If not what is the best plow and mount to put on this little beast?


----------



## Mems (Dec 19, 2009)

It should do fine as long as its in 4WD and the tranny is in 4LO. A 7'6 plow collects a lot of snow when being pushed by a short wheel base wrangler, let alone a 4 cyl. and it would most definitely put a substantial amount of pressure on the drivetrain. If it were me, I'd back down to a 7' or less and if you feel that it can handle more, than add wings to it.

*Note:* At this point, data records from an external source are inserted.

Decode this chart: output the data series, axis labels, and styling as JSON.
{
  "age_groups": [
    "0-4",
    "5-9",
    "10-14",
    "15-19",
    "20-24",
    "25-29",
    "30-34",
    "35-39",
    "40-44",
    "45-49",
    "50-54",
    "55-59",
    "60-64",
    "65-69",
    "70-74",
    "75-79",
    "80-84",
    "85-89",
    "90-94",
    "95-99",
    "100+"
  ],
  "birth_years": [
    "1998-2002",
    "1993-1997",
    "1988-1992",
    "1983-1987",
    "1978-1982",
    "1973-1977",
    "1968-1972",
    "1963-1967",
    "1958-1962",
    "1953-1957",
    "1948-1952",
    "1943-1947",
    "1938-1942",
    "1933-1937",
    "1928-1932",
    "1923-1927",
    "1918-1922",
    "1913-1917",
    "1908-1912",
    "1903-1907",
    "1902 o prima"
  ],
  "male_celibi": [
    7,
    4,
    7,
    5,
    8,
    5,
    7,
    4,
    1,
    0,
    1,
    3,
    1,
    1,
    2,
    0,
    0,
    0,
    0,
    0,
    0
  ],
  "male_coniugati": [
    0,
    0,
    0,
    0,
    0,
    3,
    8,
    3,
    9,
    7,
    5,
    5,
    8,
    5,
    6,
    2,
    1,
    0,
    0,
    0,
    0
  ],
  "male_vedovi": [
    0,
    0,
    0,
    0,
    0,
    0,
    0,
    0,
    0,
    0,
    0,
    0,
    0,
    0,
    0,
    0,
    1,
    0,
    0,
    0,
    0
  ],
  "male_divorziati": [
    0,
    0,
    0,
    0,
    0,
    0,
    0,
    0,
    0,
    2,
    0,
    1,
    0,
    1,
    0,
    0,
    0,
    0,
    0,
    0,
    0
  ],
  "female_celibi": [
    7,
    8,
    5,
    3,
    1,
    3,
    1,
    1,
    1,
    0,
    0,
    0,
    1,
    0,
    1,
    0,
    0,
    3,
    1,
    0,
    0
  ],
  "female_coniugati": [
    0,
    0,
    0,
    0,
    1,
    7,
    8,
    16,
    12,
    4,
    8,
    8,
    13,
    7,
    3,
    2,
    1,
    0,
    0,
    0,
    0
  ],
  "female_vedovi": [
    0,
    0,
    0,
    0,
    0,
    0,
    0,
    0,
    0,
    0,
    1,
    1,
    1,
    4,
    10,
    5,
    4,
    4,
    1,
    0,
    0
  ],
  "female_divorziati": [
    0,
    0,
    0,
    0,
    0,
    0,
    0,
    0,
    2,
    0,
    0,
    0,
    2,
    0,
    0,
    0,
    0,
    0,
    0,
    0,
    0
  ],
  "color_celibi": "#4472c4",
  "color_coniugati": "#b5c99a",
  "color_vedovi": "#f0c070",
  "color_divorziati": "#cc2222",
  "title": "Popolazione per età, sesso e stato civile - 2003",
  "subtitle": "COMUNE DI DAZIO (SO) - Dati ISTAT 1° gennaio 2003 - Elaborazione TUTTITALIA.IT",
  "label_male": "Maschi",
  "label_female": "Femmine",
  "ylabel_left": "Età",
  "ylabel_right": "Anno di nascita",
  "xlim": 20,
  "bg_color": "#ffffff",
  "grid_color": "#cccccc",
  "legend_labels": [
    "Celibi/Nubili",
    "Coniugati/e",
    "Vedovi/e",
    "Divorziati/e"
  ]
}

I have a Wrangler Rubicon with a 7' meyers and although it gets the job done, heavier storms does put some strain on the vehicle. 

Traction would be your next item to take care of seeing as the light weight of the wrangler can inhibit the abilities of it compared to larger vehicles but the flip side being that it can fit anywhere.


----------



## Dubl0Vert (Sep 10, 2011)

I would go with a 6'6", the weight is gonna sag your front end pretty good. Make sure your body lift is good quality and tight too. I hear air shocks can be used to even it out but have no personal experience with them.

X2 on the ballast to make sure you have traction in the rear so it doesn't try to race the front and leave you in a drift.


----------



## sjwrangler (Oct 5, 2009)

My 92 YJ handles my6'6 well, not sure if I would o bigger. 4L is ok to plow forwards or in tight situations, but reverse is painfully slow. Go with smaller plows, get wings if you need more. The smaller plow will run over its tracks on curves and full angle.


----------



## sjwrangler (Oct 5, 2009)

My 92 YJ handles my6'6 well, not sure if I would go bigger. 4L is ok to plow forwards or in tight situations, but reverse is painfully slow. Go with smaller plows, get wings if you need more. The smaller plow will run over its tracks on curves and full angle.


----------



## IndoorPlower (Nov 9, 2011)

i have a 94 sahara auto 6, 93 renegade auto 6, 91 sport auto 6 and all with meyers plows and 6.6 and wouldnt go bigger or heavier on those YJs. TJs and newer can handle 7. In my opinion your gonna kill if not murder that poor 4cyl YJ. Sell the jeep and buy something stronger.


----------



## snowplowdog (Nov 26, 2009)

I'll have to agree with most of the guys sayng to go with the 6'6". I have a 6'6" meyer on my 90 YJ and I have the 4.2 I6 which has a little more torque. I could probably push a 7 or 7.5 but I even work it pretty hard with what I have.


----------